Der Kindergarten
Da der größere Teil der Bürger berufstätig war und für die Erziehung der Kinder „nicht genügend Zeit und Aufmerksamkeit" blieben, beschloß die Gemeindevertretung die Gründung eines Kindergartens. Als Räumlichkeiten dienten im Nebengebäude des Amthauses zwei Schulzimmer und Wohnungen für die Kindergärtnerin Helene Kölbl und die Wärterin Frau Troll. Die Leitung übernahm unentgeltlich Bürgerschuldirektor Nagel.
Am 1. Oktober 1880 wurde der Kindergarten eröffnet. Von 52 Kindern stieg die Zahl bald auf 60 und 70 an.
Auf Antrag von Direktor Nagel erhöhte der Ortsschulrat das Gehalt der Kindergärtnerinnen von 260 auf 300 Gulden jährlich bei freier Wohnung und Heizung. Zur Deckung der Mehrausgaben erhob man jährlich ein „Schulgeld" von einem Gulden 56 Kreuzer. Unbemittelte Eltern waren davon befreit. Dieser Kindergarten wurde nach einigen Jahren wieder aufgelassen.

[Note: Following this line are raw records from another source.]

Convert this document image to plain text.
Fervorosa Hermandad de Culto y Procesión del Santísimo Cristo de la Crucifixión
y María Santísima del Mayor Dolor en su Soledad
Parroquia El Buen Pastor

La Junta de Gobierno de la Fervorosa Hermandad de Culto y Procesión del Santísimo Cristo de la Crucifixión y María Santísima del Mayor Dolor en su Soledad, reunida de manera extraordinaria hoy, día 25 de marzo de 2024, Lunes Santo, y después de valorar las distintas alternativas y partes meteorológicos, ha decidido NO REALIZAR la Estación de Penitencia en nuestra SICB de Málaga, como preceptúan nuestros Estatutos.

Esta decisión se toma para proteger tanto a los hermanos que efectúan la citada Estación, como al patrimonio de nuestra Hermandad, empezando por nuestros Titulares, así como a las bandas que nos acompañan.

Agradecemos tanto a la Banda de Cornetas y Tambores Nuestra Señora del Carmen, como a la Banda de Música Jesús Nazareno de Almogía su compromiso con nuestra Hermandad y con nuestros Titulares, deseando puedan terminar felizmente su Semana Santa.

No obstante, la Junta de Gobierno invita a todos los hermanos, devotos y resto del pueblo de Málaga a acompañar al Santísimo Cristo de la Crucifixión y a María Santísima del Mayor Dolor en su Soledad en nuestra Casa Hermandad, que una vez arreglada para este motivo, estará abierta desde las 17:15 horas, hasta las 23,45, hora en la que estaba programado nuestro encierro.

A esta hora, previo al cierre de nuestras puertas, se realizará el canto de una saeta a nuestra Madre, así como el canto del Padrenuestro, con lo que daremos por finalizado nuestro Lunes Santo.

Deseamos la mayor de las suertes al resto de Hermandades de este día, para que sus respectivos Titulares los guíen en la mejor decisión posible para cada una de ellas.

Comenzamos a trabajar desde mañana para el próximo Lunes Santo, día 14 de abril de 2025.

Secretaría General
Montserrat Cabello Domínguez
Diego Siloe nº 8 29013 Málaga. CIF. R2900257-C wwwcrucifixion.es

Im Jahre 1928 schenkte der pensionierte Dekan Emanuel Hoyer sein Haus in der Neustadt dem Caritasverband mit der Auflage, einen Kindergarten zu errichten. In den Jahren 1930/31 führte man dieses Vorhaben aus: ein einstöckiges, geräumiges Haus mit Spielzimmer, Nebenräumen und einer Wohnung für die Kindergärtnerin. Der große Garten mit Sandspielplatz reichte bis an den Galgenberg. Die übrigen Räume wurden vermietet. Als Träger traten die Caritas und die Gemeinde auf.
Der Kindergärtnerin Frau Anni Brieten folgte 1935 Margarete Gelhof, von allen Kindern liebevoll „Tante Gretl" genannt. Sie leitete den Kindergarten bis zum Jahre 1945.
In dem etwas kleinen Tagesraum fehlte es anfangs an Beschäftigungsmaterial. Deshalb schrieb Bürgerschuldirektor Rudolf Prosch einige Firmen an. So verfügte man bald über kindergerechte kleine Scheren, viel Pappe und Papier sowie über Buntstifte. Die Firma Haas & Čžjžek spendete Tassen und Teller.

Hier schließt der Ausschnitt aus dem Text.